I do not accept the court’s view that the judge adopted the suggestions of defense counsel regarding curative instructions. In the context of the colloquy discussed above, defense counsel’s comments cannot be regarded as assent or agreement. This is so for two reasons: First because the only “strong corrective action” open to the judge, admonishment of the plaintiff’s counsel in the presence of the jury, which was clearly requested by the defendants’ attorney, was just as clearly refused by the judge. Second, I suggest that sufficient precedent exists in cases where this court was dealing with the problem of improper argument to send the case back even where the judge’s instructions were accepted without objection. See Goldstein v. Gontarz, 364 Mass. 800, 811-812 (1974) (“[n]or do we think the defendants were required to apply for a corrective instruction after the judge had twice ruled flatly against them”), and cases cited. Here we have a situation where it is opposing counsel’s conduct which is the subject of the objection, conduct that occurs in front of the jury, in a context where it is difficult to object, and where limited opportunities for corrective action exist. I would submit in such situations, where the only feasible corrective action has been plainly and persistently requested and denied by the trial judge, there has been no acquiescence by defense counsel and no further objection is required.

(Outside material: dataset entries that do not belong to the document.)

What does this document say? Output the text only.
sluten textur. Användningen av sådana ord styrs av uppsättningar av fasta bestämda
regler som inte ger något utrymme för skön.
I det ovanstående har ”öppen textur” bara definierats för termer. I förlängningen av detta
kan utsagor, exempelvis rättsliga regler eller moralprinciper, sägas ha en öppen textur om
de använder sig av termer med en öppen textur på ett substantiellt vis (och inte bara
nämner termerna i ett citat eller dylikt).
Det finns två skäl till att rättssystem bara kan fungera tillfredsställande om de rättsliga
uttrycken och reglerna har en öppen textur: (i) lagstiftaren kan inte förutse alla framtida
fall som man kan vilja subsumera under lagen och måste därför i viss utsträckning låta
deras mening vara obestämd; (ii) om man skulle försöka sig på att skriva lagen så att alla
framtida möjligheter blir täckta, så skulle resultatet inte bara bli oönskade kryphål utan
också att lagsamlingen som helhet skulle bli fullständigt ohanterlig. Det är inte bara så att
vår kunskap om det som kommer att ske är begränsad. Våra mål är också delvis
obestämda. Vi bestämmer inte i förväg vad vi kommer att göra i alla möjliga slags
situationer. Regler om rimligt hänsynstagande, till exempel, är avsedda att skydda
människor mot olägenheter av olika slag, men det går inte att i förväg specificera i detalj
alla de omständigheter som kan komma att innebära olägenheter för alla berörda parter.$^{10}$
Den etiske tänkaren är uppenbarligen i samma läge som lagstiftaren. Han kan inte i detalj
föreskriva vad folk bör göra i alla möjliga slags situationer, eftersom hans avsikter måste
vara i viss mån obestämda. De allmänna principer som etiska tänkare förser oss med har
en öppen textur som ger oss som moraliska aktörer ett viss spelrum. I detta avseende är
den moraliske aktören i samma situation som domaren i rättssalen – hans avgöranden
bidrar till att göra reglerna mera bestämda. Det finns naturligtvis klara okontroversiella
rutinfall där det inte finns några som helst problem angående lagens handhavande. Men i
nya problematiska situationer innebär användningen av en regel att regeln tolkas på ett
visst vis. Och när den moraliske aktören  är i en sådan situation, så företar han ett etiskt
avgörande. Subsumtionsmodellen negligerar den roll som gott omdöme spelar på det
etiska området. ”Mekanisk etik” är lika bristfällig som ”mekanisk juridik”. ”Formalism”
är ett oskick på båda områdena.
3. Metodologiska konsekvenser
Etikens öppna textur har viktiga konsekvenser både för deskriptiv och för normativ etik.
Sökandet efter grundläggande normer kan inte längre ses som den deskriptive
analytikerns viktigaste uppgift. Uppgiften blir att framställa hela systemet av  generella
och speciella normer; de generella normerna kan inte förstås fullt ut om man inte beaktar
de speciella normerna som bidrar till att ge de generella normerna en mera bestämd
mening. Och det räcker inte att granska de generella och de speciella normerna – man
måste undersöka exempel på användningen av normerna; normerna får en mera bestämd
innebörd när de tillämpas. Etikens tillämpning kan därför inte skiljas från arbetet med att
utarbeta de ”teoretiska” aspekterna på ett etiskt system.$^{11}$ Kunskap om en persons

Failure to object at the close of the charge is not fatal in these circumstances. London v. Bay State St. Ry., 231 Mass. 480, 486 (1919). In Leone v. Doran, 363 Mass. 1 (1973), the court commented on trial tactics intended to impress on the jury facts that were not warranted by the evidence. A new trial *720was ordered where the argument was improper and where the judge declined to take rigorous and emphatic corrective action. Although the conduct of counsel in this case was not as egregious as counsel’s conduct in Leone, I think it is nevertheless true that counsel’s “tactics do a disservice to the court, the public, and the litigants.” Id. at 19. In a similar situation, but under the much more restrictive rules of practice in use at the time, the court ruled that, once the trial judge had made a final ruling on an objection to an opponent’s final argument, that ended the incident as far as objecting counsel was concerned. “The circumstance that at the close of the charge no further exception was taken did not deprive the defendants of whatever value there was in the exception previously taken to a definitive ruling.” Doherty v. Levine, 278 Mass. 418, 420 (1932).
I therefore believe that, to require counsel in this case to do more is contrary to precedent and unfair, rewards egregious behavior, and does a disservice to the court, the public, and litigants.

 One of the jurors was from Chelsea.